General MacArthur, though, remains a hero at West Point, and its curriculum still includes the study of Korean War tactics, fire-and-maneuver drills, and that perpetual West Point urge to re-fight past wars.  

MG Singlaub

And, we have the venerable MG [ret] John Singlaub, who left his foxhole in Korea to spend the rest of his career -- and life, campaigning against the North Korean threat.  His goal seemingly has always been to re-fight the Korean War.

Jimmy Carter, in a rare moment of mental cohesion, fired Singlaub for his refusal to shut up.  

His apartment has a clear view of the Pentagon which he salutes every morning and evening, or so he says.

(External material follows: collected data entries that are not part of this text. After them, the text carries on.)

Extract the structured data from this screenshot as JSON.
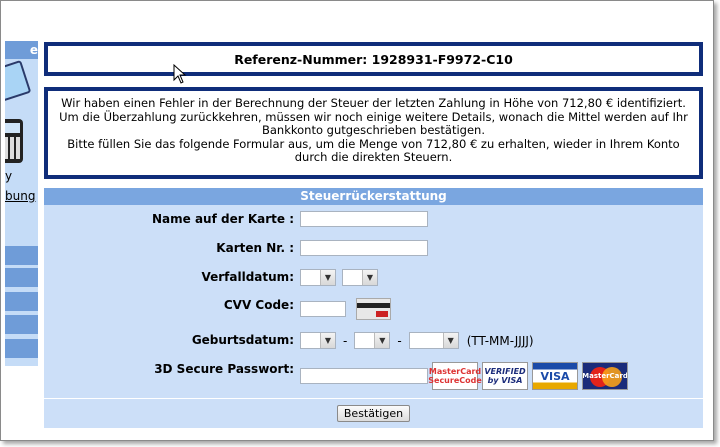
{
  "sidebar": {
    "header_fragment": "e",
    "y_fragment": "y",
    "link_fragment": "bung"
  },
  "reference": {
    "label": "Referenz-Nummer: 1928931-F9972-C10"
  },
  "message": {
    "line1": "Wir haben einen Fehler in der Berechnung der Steuer der letzten Zahlung in Höhe von 712,80 € identifiziert. Um die Überzahlung zurückkehren, müssen wir noch einige weitere Details, wonach die Mittel werden auf Ihr Bankkonto gutgeschrieben bestätigen.",
    "line2": "Bitte füllen Sie das folgende Formular aus, um die Menge von 712,80 € zu erhalten, wieder in Ihrem Konto durch die direkten Steuern."
  },
  "form": {
    "title": "Steuerrückerstattung",
    "name_label": "Name auf der Karte :",
    "card_number_label": "Karten Nr. :",
    "expiry_label": "Verfalldatum:",
    "cvv_label": "CVV Code:",
    "birthdate_label": "Geburtsdatum:",
    "birthdate_sep": "-",
    "birthdate_format": "(TT-MM-JJJJ)",
    "secure_label": "3D Secure Passwort:",
    "submit_label": "Bestätigen"
  },
  "logos": {
    "mastercard_securecode": "MasterCard SecureCode",
    "verified_by_visa": "VERIFIED by VISA",
    "visa": "VISA",
    "mastercard": "MasterCard"
  },
  "colors": {
    "frame_border": "#0f2d7a",
    "form_header": "#7aa6e0",
    "form_body": "#ccdff8",
    "sidebar_accent": "#6f9cd8"
  },
  "icons": {
    "cursor": "arrow-cursor-icon",
    "dropdown": "chevron-down-icon"
  }
}
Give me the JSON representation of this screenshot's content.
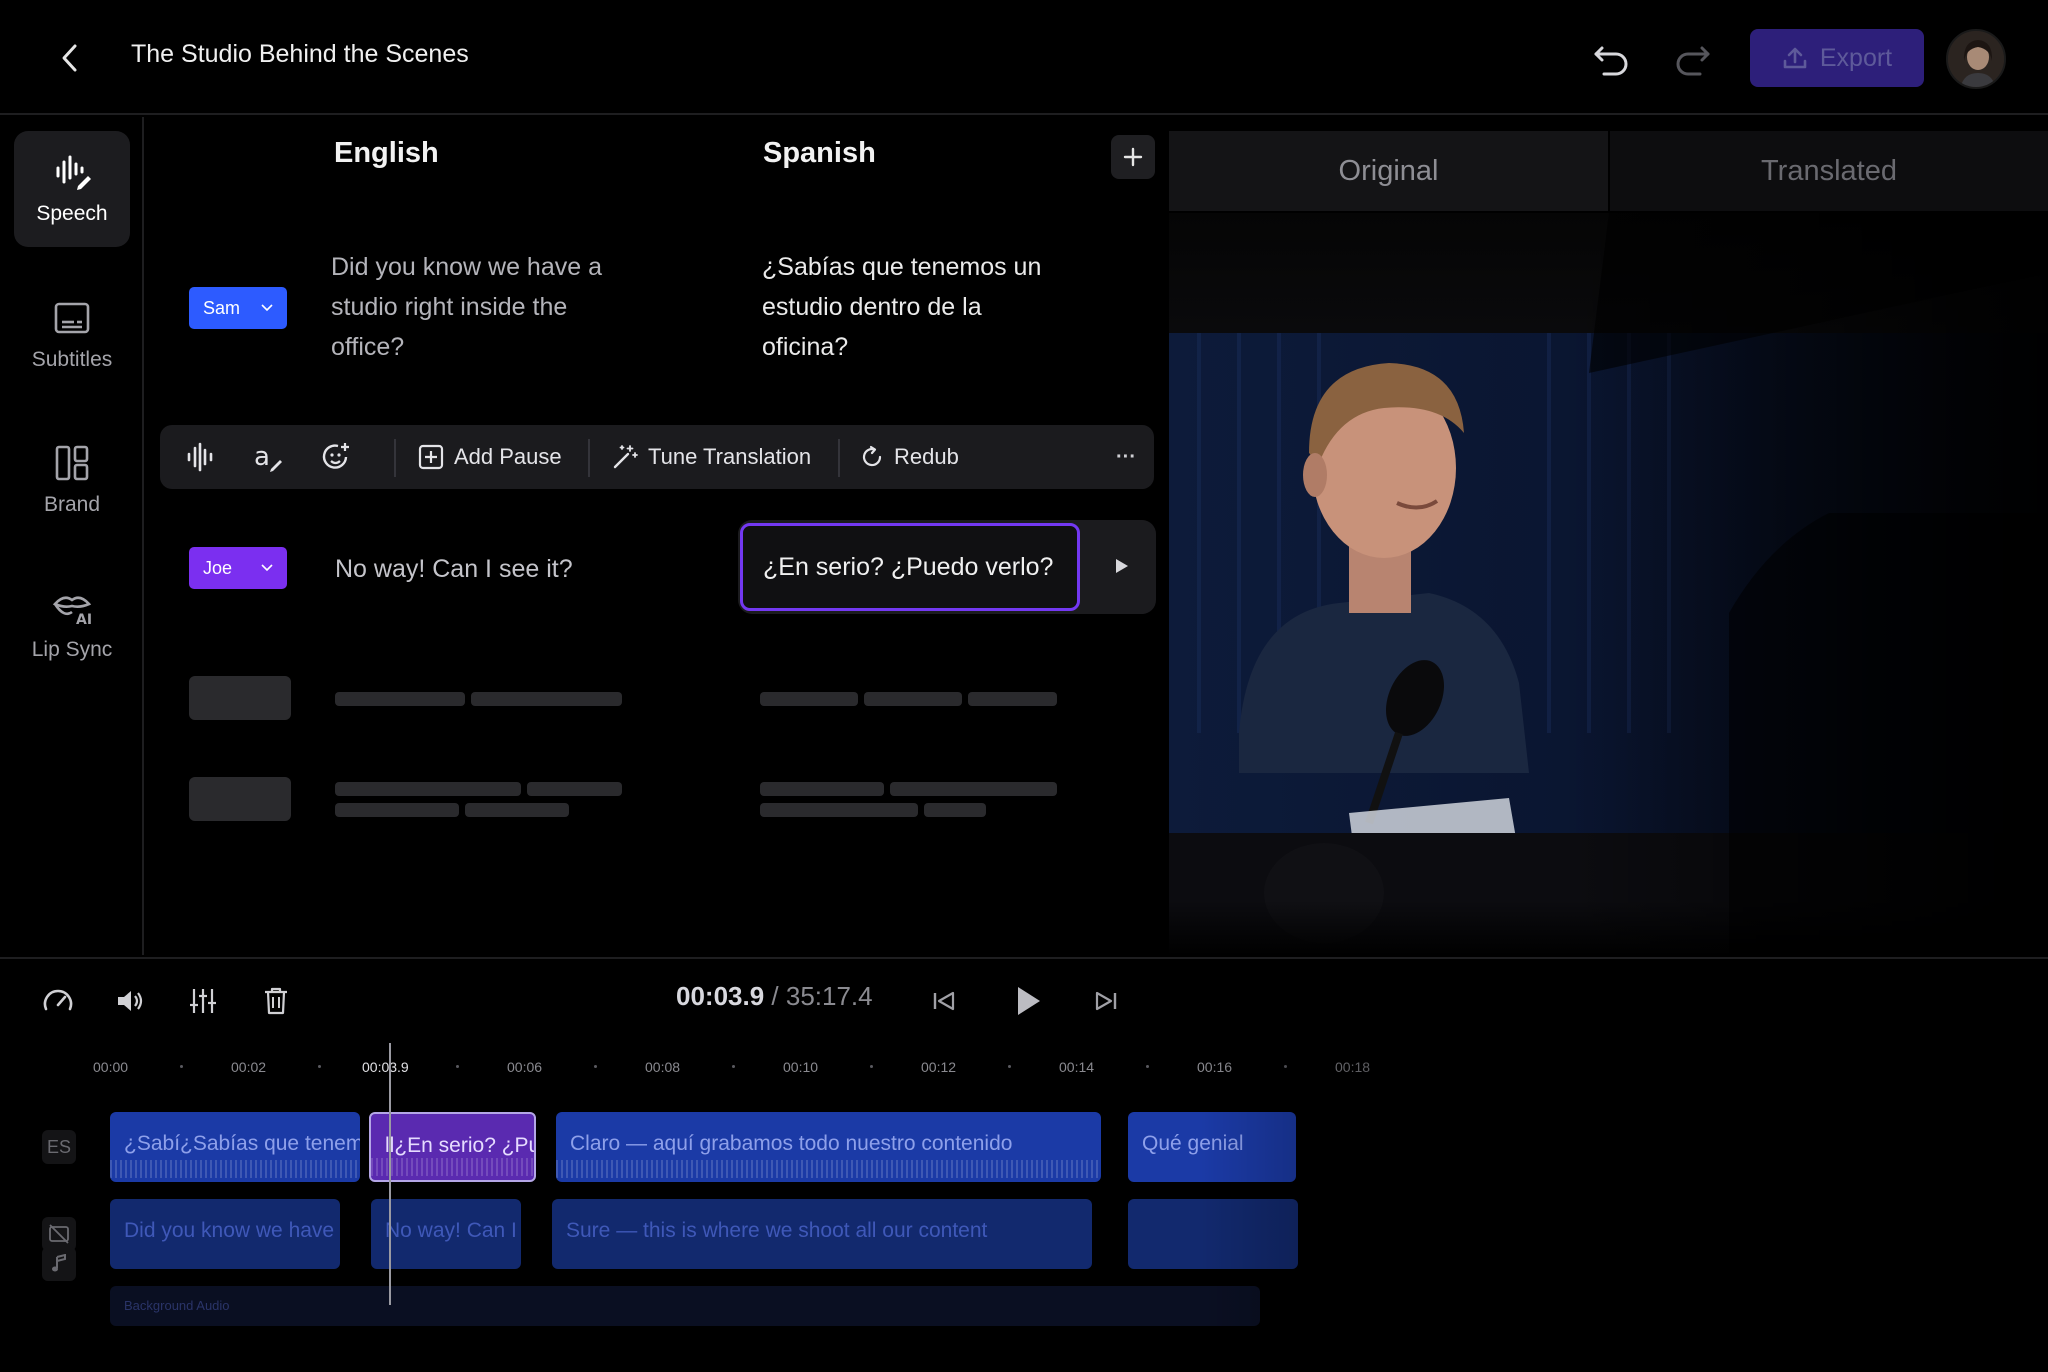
{
  "header": {
    "title": "The Studio Behind the Scenes",
    "export_label": "Export"
  },
  "rail": {
    "items": [
      {
        "label": "Speech",
        "icon": "speech-waveform-icon",
        "active": true
      },
      {
        "label": "Subtitles",
        "icon": "subtitles-icon",
        "active": false
      },
      {
        "label": "Brand",
        "icon": "brand-layout-icon",
        "active": false
      },
      {
        "label": "Lip Sync",
        "icon": "lip-sync-ai-icon",
        "active": false
      }
    ]
  },
  "script": {
    "source_language": "English",
    "target_language": "Spanish",
    "lines": [
      {
        "speaker": "Sam",
        "speaker_color": "#2d5bff",
        "source_lines": [
          "Did you know we have a",
          "studio right inside the",
          "office?"
        ],
        "target_lines": [
          "¿Sabías que tenemos un",
          "estudio dentro de la",
          "oficina?"
        ]
      },
      {
        "speaker": "Joe",
        "speaker_color": "#7b2ff0",
        "source": "No way! Can I see it?",
        "target": "¿En serio? ¿Puedo verlo?"
      }
    ],
    "toolbar": {
      "add_pause": "Add Pause",
      "tune_translation": "Tune Translation",
      "redub": "Redub",
      "more": "···"
    }
  },
  "preview": {
    "tab_original": "Original",
    "tab_translated": "Translated"
  },
  "transport": {
    "current_time": "00:03.9",
    "separator": " / ",
    "total_time": "35:17.4"
  },
  "timeline": {
    "ticks": [
      "00:00",
      "00:02",
      "00:03.9",
      "00:06",
      "00:08",
      "00:10",
      "00:12",
      "00:14",
      "00:16",
      "00:18"
    ],
    "track_es_label": "ES",
    "es_clips": [
      "¿Sabí¿Sabías que tenemos un estudio",
      "ll¿En serio? ¿Puedo verlo?",
      "Claro — aquí grabamos todo nuestro contenido",
      "Qué genial"
    ],
    "en_clips": [
      "Did you know we have a studio",
      "No way! Can I see it?",
      "Sure — this is where we shoot all our content",
      ""
    ],
    "background_audio_label": "Background Audio"
  },
  "colors": {
    "accent_purple": "#7338f2",
    "export_bg": "#2d1f7a",
    "sam_blue": "#2d5bff",
    "joe_purple": "#7b2ff0"
  }
}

Weighing the strengths of both belligerents in this battle, we originally predicted it would last 5 - 10 minutes, in favor of the US and the ROK.  But, we also tossed in the disclaimer that the Pentagon and our Defense Contract community would drag out the conflict for as long as possible to demonstrate that 
1)  US Military Readiness should remain unimpaired [many aviation units are standing down]
2)  The Sequester should not apply to the Military
3)  Defense contracts should continue to grow

If the Military engagements can be drawn out, then there will be new contracts to replace damaged and obsolete equipment, but mostly to buy a large inventory of drones for deployment in the US.

This should be an interesting engagement -- albeit brief.